In 2020, €21.5 million was allocated for the provision of termination of pregnancy services under the Health (Regulation of Termination of Pregnancy) Act 2018. Of this, €12 million was allocated for provision of the service in the acute hospital setting, and €9 million was allocated to fund the delivery of termination of pregnancy services in the community setting, of which €1 million funding was provided for crisis pregnancy counselling and information helpline service, and €1 million for ongoing communications campaigns. 

The National Service Plan for 2021 is still being finalised at the present time and will be published in due course. 

As the other issues raised by the Deputy in his question are service matters, including the treatment of remains following termination of pregnancy, crisis pregnancy counselling and related other services provided by the State, these have been referred to the HSE for answer as soon as possible.

Covid-19 Tests

Questions (652)

Peadar Tóibín

Question:

652. Deputy Peadar Tóibín asked the Minister for Health if the analysis of PCR tests has changed in line with new WHO guidelines issued on 21 January 2021 (details supplied). [5187/21]

View answer

Written answers

The World Health Organization (WHO) Information Notice for IVD Users 2020/05 published on 13 January 2021 clarifies information previously provided by WHO. It requests laboratory professionals and In Vitro Diagnostic Medical Device (IVD) users to follow the instructions for use (IFU) when interpreting results for specimens tested using PCR methodology and reiterates the advice the it is a feature of the PCR test that means the clinical context of the test must also be taken into account.

The HSE has adopted RNA PCR as the gold standard test for diagnosing Covid-19. This is consistent with international best practice. The World Health Organization (WHO) and the European Centre for Disease Prevention and Control (ECDC) recommend that nucleic acid amplification tests, such as rRT-PCR, should be used to detect suspected, active SARS-CoV-2 infection. Recently, for example, in its Technical Report “Options for the use of rapid antigen tests for COVID-19 in the EU/EEA and the UK”, published on 19 November 2020, the ECDC confirmed that “To date, testing for SARS-CoV-2 infection mostly relies on reverse transcription polymerase chain reaction (RT-PCR) performed on a nasopharyngeal specimen. This testing method remains the gold standard for detecting SARS-CoV-2 and is characterised by both high sensitivity and specificity in detecting viral ribonucleic acid (RNA).”

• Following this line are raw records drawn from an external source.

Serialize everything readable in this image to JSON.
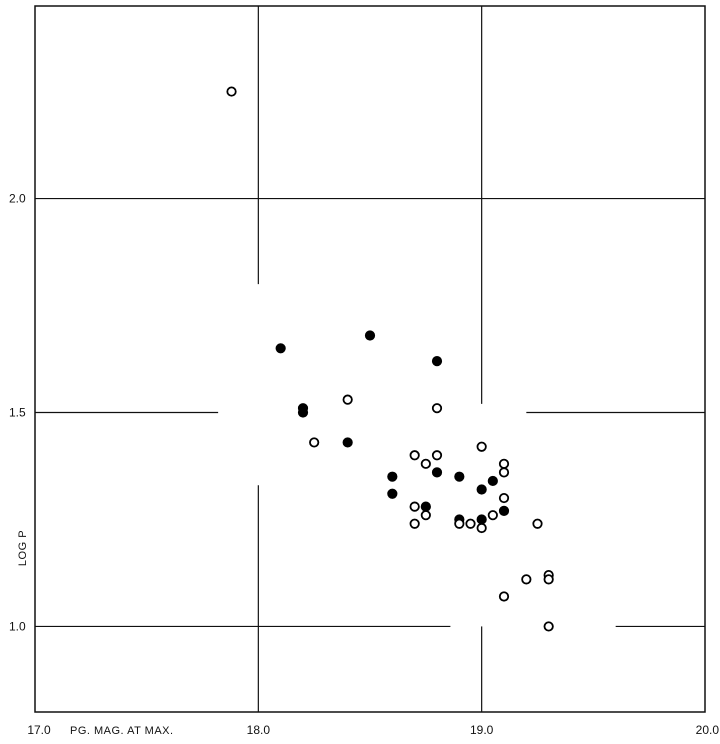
{
  "chart_data": {
    "type": "scatter",
    "title": "",
    "xlabel": "PG. MAG. AT MAX.",
    "ylabel": "LOG P",
    "xlim": [
      17.0,
      20.0
    ],
    "ylim": [
      0.8,
      2.45
    ],
    "x_ticks": [
      {
        "value": 17.0,
        "label": "17.0"
      },
      {
        "value": 18.0,
        "label": "18.0"
      },
      {
        "value": 19.0,
        "label": "19.0"
      },
      {
        "value": 20.0,
        "label": "20.0"
      }
    ],
    "y_ticks": [
      {
        "value": 1.0,
        "label": "1.0"
      },
      {
        "value": 1.5,
        "label": "1.5"
      },
      {
        "value": 2.0,
        "label": "2.0"
      }
    ],
    "grid": "partial lines at 18.0, 19.0 and 1.0, 1.5, 2.0",
    "series": [
      {
        "marker": "filled-circle",
        "color": "#000000",
        "points": [
          {
            "x": 18.1,
            "y": 1.65
          },
          {
            "x": 18.2,
            "y": 1.51
          },
          {
            "x": 18.2,
            "y": 1.5
          },
          {
            "x": 18.4,
            "y": 1.43
          },
          {
            "x": 18.5,
            "y": 1.68
          },
          {
            "x": 18.8,
            "y": 1.62
          },
          {
            "x": 18.6,
            "y": 1.35
          },
          {
            "x": 18.6,
            "y": 1.31
          },
          {
            "x": 18.75,
            "y": 1.28
          },
          {
            "x": 18.8,
            "y": 1.36
          },
          {
            "x": 18.9,
            "y": 1.35
          },
          {
            "x": 18.9,
            "y": 1.25
          },
          {
            "x": 19.0,
            "y": 1.32
          },
          {
            "x": 19.0,
            "y": 1.25
          },
          {
            "x": 19.05,
            "y": 1.34
          },
          {
            "x": 19.1,
            "y": 1.27
          }
        ]
      },
      {
        "marker": "open-circle",
        "color": "#000000",
        "points": [
          {
            "x": 17.88,
            "y": 2.25
          },
          {
            "x": 18.25,
            "y": 1.43
          },
          {
            "x": 18.4,
            "y": 1.53
          },
          {
            "x": 18.8,
            "y": 1.51
          },
          {
            "x": 18.7,
            "y": 1.4
          },
          {
            "x": 18.8,
            "y": 1.4
          },
          {
            "x": 18.75,
            "y": 1.38
          },
          {
            "x": 18.7,
            "y": 1.28
          },
          {
            "x": 18.75,
            "y": 1.26
          },
          {
            "x": 18.7,
            "y": 1.24
          },
          {
            "x": 18.9,
            "y": 1.24
          },
          {
            "x": 18.95,
            "y": 1.24
          },
          {
            "x": 19.0,
            "y": 1.42
          },
          {
            "x": 19.0,
            "y": 1.23
          },
          {
            "x": 19.05,
            "y": 1.26
          },
          {
            "x": 19.1,
            "y": 1.38
          },
          {
            "x": 19.1,
            "y": 1.36
          },
          {
            "x": 19.1,
            "y": 1.3
          },
          {
            "x": 19.25,
            "y": 1.24
          },
          {
            "x": 19.2,
            "y": 1.11
          },
          {
            "x": 19.3,
            "y": 1.12
          },
          {
            "x": 19.3,
            "y": 1.11
          },
          {
            "x": 19.1,
            "y": 1.07
          },
          {
            "x": 19.3,
            "y": 1.0
          }
        ]
      }
    ]
  }
}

This position remains unchanged and the WHO Information Notice Simply reminds the professionals involved in the analysis of samples using the rRT-PCR to follow manufacturer instructions. SARS-CoV-2 PCR assays in Ireland in use by the HSE and laboratories operating on behalf of the HSE are operated in accordance with the manufacturers' instructions and the CE marking for the assay.

Hospital Facilities

Questions (653)

Michael Fitzmaurice

Question:

653. Deputy Michael Fitzmaurice asked the Minister for Health when works on a new 50-bed unit in St. Patrick's Community Hospital, Carrick-on-Shannon, will commence; the estimated cost of the project; the estimated completion date of the project; and if he will make a statement on the matter. [5188/21]

View answer

Written answers

As the Health Service Executive is responsible for the delivery of public healthcare infrastructure projects, I have asked the HSE to respond to you directly in relation to this matter.